Jak wynika z badania uniwersytetu SWPS i They.pl, 58 proc. "zetek" czerpie dochody z pracy zarobkowych. 72 proc. deklaruje, że otrzymuje pieniądze od rodziny. Choć w tej grupie znajdują się również wcześniej wspomniane osoby niepełnoletnie i studenci, to najstarsi przedstawiciele pokolenia Z skończą w tym roku 29 lat. Jest więc spora grupa w tej generacji, która od lat jest na rynku pracy.
Czy pokolenie Z jest oderwane od rzeczywistości? Chcą wysokich pensji, ale oszczędzają pieniądze
Jakie są więc oczekiwania finansowe "zetek"? 40 proc. z ankietowanej grupy twierdzi, że na "spokojne życie" potrzebna jest wypłata powyżej 7,5 tys. zł, dla 39 proc. wystarczy 5 tys. zł, a 15 proc. aż 10 tys. zł. Podawane powyżej kwoty są zarobkami "na rękę".
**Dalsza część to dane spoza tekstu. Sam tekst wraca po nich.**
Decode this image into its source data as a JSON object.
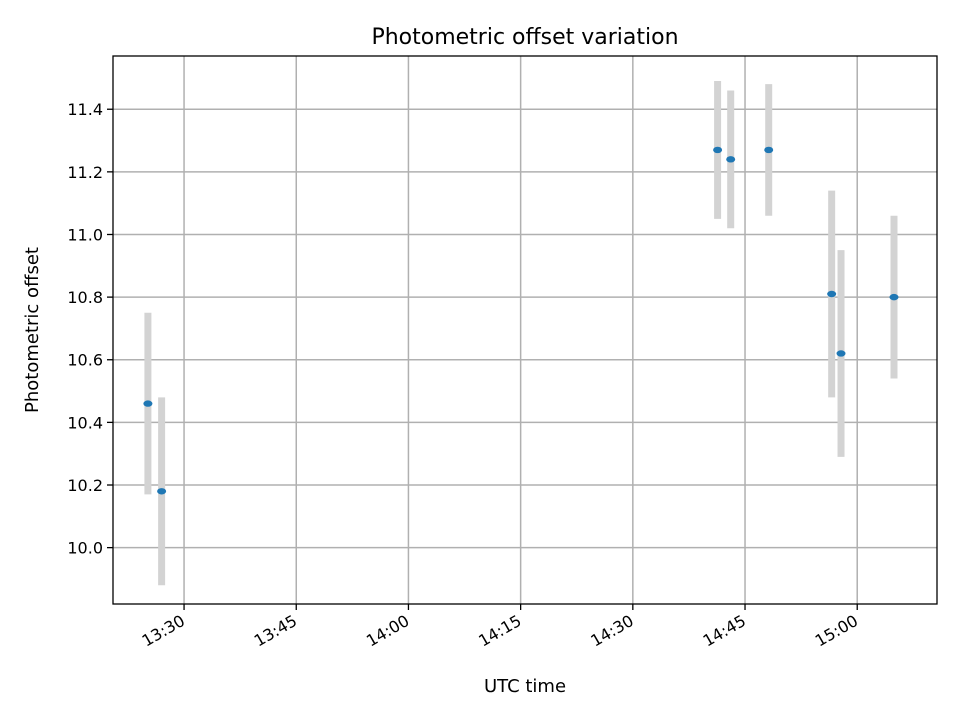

Jak zaś wygląda podejście "zetek" do wydatków? 57 proc. deklaruje, że oszczędza pieniądze, a 28 proc., że całe ich dochody przeznacza na utrzymanie. Jednocześnie 26 proc. odkłada na cele długoterminowe, taki sam odsetek na krótkoterminowe. 7 proc. deklaruje, że inwestuje, 3 proc. na giełdzie, 2 proc. w kryptowaluty. Jednocześnie tylko 2 proc. badanych odkłada na emeryturę.
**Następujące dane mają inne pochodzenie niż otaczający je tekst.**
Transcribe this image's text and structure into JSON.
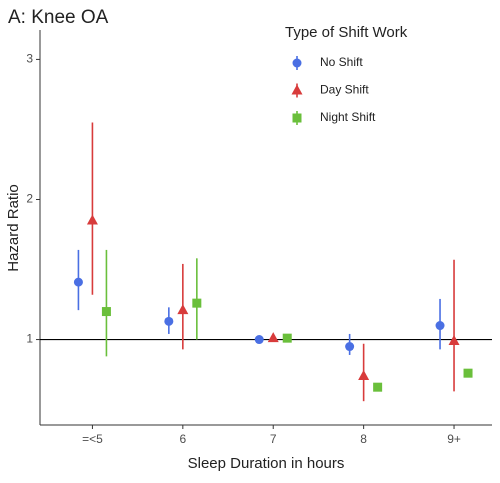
{
  "chart_data": {
    "type": "pointrange",
    "title": "A: Knee OA",
    "x_label": "Sleep Duration in hours",
    "y_label": "Hazard Ratio",
    "legend_title": "Type of Shift Work",
    "categories": [
      "=<5",
      "6",
      "7",
      "8",
      "9+"
    ],
    "series": [
      {
        "name": "No Shift",
        "color": "#4a6fe3",
        "marker": "circle",
        "values": [
          1.41,
          1.13,
          1.0,
          0.95,
          1.1
        ],
        "lower": [
          1.21,
          1.04,
          null,
          0.89,
          0.93
        ],
        "upper": [
          1.64,
          1.23,
          null,
          1.04,
          1.29
        ]
      },
      {
        "name": "Day Shift",
        "color": "#d83b3b",
        "marker": "triangle",
        "values": [
          1.85,
          1.21,
          1.01,
          0.74,
          0.99
        ],
        "lower": [
          1.32,
          0.93,
          null,
          0.56,
          0.63
        ],
        "upper": [
          2.55,
          1.54,
          null,
          0.97,
          1.57
        ]
      },
      {
        "name": "Night Shift",
        "color": "#6abf3b",
        "marker": "square",
        "values": [
          1.2,
          1.26,
          1.01,
          0.66,
          0.76
        ],
        "lower": [
          0.88,
          1.0,
          null,
          null,
          null
        ],
        "upper": [
          1.64,
          1.58,
          null,
          null,
          null
        ]
      }
    ],
    "ylim": [
      0.39,
      3.21
    ],
    "yticks": [
      1,
      2,
      3
    ],
    "hline": 1
  }
}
Ponadto "zetki" stać na konsumpcję, bo 77 proc. z nich deklaruje, że wydaje tj. kulturę, subskrypcje, czy życie towarzyskie. Badani twierdzą również, że "pieniądze nie dają szczęścia", ale podkreślają, że są potrzebne do spokojnego życia. Co ciekawe, tylko 6 proc. z badanych ocenia, że ich sytuacja finansowana zdecydowanie nie będzie lepsza niż rodziców, a 12 proc., że nie będzie lepsza.